Since the enactment of the 1995 Uganda Constitution we have witnessed several incidents that have brought into question the relationship between the state and cultural institutions as well as the state and religious institutions. Recalling our history, which has been characterised by political and constitutional instability, there is need for politics, culture and religion to co-exist.
I acknowledge and appreciate that every region of Uganda has a cultural tradition handed down from past generations that must be preserved. As a matter of fact, a cultural leader acts as a focus for regional identity, unity and pride; giving a sense of stability and continuity; officially recognizing success and excellence; and in some cases supporting the idea of voluntary and community service.
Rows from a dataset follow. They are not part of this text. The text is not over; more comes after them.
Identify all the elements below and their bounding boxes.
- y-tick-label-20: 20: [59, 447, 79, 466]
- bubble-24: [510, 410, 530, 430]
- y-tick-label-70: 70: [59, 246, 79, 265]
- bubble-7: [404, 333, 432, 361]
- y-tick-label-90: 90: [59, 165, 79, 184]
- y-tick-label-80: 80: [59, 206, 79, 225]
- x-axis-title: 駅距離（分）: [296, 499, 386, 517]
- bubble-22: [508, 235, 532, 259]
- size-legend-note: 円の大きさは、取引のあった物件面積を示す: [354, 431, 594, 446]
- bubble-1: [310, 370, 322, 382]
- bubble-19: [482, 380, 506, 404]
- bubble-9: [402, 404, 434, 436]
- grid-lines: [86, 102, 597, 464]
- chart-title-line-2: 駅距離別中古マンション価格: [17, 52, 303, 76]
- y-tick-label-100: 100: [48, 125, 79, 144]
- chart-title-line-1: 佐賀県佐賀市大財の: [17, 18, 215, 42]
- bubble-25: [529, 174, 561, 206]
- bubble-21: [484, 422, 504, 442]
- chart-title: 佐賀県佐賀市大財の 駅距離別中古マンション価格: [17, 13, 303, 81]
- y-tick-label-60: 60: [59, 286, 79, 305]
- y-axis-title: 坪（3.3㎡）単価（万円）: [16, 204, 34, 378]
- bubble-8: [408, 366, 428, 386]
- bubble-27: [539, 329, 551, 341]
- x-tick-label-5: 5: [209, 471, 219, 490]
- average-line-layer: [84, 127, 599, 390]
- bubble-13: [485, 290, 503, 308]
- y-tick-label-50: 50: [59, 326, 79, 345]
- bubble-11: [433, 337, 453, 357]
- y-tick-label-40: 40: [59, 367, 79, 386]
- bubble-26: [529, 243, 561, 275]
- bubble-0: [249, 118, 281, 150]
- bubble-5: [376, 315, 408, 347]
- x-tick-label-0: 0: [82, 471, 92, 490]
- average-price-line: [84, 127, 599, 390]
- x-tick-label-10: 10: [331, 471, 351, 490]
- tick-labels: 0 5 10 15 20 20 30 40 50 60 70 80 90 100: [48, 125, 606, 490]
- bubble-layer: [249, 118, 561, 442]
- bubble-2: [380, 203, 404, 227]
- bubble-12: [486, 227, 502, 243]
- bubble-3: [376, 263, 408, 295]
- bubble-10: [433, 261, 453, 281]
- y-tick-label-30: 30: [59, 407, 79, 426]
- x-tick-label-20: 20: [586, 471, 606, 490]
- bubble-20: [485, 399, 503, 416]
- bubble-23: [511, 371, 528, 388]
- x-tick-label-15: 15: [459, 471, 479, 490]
On the other hand, the prophetic dimension of religious leaders demands that their voice be heard. God Almighty has appointed the charge of the human race to two powers: the religious institutions and the state. The religious institutions like Churches have a duty to form people’s consciences.
My government will be committed to support religious institutions like Churches not just to fulfill their duties and also defend them against their enemies. The state must recognize that it’s bound by the laws of God. Civil rulers have a duty to remember that God is the authority above them and that He rules over everybody on earth and in Heaven (Romans 13.1). It’s no wonder that Uganda’s motto is ‘’For God and My Country’’; a motto depicting a country founded and routed in God’s Principles.
My government therefore seeks to ensure that religious and cultural institutions undertake their mandates without interference from the state. In addition the inter religious council and all recognized cultural institutions should play a key advisory role embodied in the national constitution.